We have designed a novel fluorescent indicator composed of two green fluorescent protein variants joined by the calmodulin-binding domain from smooth muscle myosin light chain kinase. When (Ca2+)(4)-calmodulin is bound to the indicator (K-d = 0.4 nM), fluorescence resonance energy transfer between the two fluorophores is attenuated; the ratio of the fluorescence intensity measured at 505 nm to the intensity measured at 440 nm decreases B-fold.

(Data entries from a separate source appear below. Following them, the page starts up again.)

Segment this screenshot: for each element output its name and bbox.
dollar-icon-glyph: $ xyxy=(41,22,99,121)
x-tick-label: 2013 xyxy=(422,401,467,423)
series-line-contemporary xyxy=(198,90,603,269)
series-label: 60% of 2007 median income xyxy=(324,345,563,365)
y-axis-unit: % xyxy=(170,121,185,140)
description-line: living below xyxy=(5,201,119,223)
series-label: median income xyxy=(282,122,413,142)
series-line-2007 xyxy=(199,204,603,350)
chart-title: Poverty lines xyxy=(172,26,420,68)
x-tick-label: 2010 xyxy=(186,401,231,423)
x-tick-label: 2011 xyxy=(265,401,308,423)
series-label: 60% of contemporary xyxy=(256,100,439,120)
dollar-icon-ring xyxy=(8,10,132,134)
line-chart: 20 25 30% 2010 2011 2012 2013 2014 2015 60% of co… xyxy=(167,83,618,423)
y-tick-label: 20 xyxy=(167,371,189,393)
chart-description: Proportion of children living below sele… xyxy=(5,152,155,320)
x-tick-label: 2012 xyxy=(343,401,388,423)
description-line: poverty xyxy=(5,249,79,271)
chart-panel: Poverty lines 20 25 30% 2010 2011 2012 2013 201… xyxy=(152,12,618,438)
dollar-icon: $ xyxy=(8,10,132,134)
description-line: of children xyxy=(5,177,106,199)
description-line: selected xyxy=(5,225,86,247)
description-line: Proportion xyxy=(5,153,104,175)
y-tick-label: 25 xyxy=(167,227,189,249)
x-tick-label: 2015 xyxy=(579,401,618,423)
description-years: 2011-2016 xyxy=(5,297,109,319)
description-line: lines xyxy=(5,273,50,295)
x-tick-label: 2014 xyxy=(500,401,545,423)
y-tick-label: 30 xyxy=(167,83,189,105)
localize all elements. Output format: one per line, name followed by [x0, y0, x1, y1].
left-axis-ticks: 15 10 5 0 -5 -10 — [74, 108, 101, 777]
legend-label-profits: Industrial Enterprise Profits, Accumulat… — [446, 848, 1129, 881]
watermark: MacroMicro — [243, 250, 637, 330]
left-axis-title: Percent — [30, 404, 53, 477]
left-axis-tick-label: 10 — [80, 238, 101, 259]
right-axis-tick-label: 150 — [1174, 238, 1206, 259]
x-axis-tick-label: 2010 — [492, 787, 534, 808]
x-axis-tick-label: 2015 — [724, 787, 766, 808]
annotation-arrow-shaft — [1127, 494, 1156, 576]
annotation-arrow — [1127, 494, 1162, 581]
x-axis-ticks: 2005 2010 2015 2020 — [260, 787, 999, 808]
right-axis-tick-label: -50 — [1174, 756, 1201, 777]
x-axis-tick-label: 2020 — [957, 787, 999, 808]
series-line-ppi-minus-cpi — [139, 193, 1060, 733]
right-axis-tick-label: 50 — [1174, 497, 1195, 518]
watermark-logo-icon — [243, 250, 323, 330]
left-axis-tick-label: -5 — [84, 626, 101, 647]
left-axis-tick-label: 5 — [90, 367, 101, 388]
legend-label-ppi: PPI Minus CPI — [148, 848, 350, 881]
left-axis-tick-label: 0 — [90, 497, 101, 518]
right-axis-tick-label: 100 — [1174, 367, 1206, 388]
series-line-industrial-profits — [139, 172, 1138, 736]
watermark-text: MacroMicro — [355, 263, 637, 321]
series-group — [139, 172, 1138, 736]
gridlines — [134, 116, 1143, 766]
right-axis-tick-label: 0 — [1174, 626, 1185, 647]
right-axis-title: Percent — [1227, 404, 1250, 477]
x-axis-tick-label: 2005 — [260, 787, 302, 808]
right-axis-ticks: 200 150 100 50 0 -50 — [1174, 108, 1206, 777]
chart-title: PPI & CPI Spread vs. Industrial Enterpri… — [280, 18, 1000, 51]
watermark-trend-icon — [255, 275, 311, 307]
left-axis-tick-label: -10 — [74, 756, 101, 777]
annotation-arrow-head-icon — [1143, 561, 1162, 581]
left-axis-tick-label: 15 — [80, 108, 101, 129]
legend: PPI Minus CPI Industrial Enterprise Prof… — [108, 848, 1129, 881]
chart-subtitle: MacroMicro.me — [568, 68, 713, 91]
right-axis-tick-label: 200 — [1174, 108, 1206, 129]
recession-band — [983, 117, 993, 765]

Images of microinjected living cells demonstrate that emission ratios can be used to monitor spatio temporal changes in the fluorescence of the indicator, Changes in indicator fluorescence in these cells are coupled with no discernible lag(<1 s) to changes in the cytosolic free Ca2+ ion concentration, ranging from below 50 nM to similar to 1 mu M. This observation suggests that the activity of a calmodulin target with a typical 1 nM affinity for (Ca2+)(4)-calmodulin is responsive to changes in the intracellular Ca2+ concentration over the physiological range. It is likely that the indicator we describe can be modified to detect the levels of ligands and proteins in the cell other than calmodulin.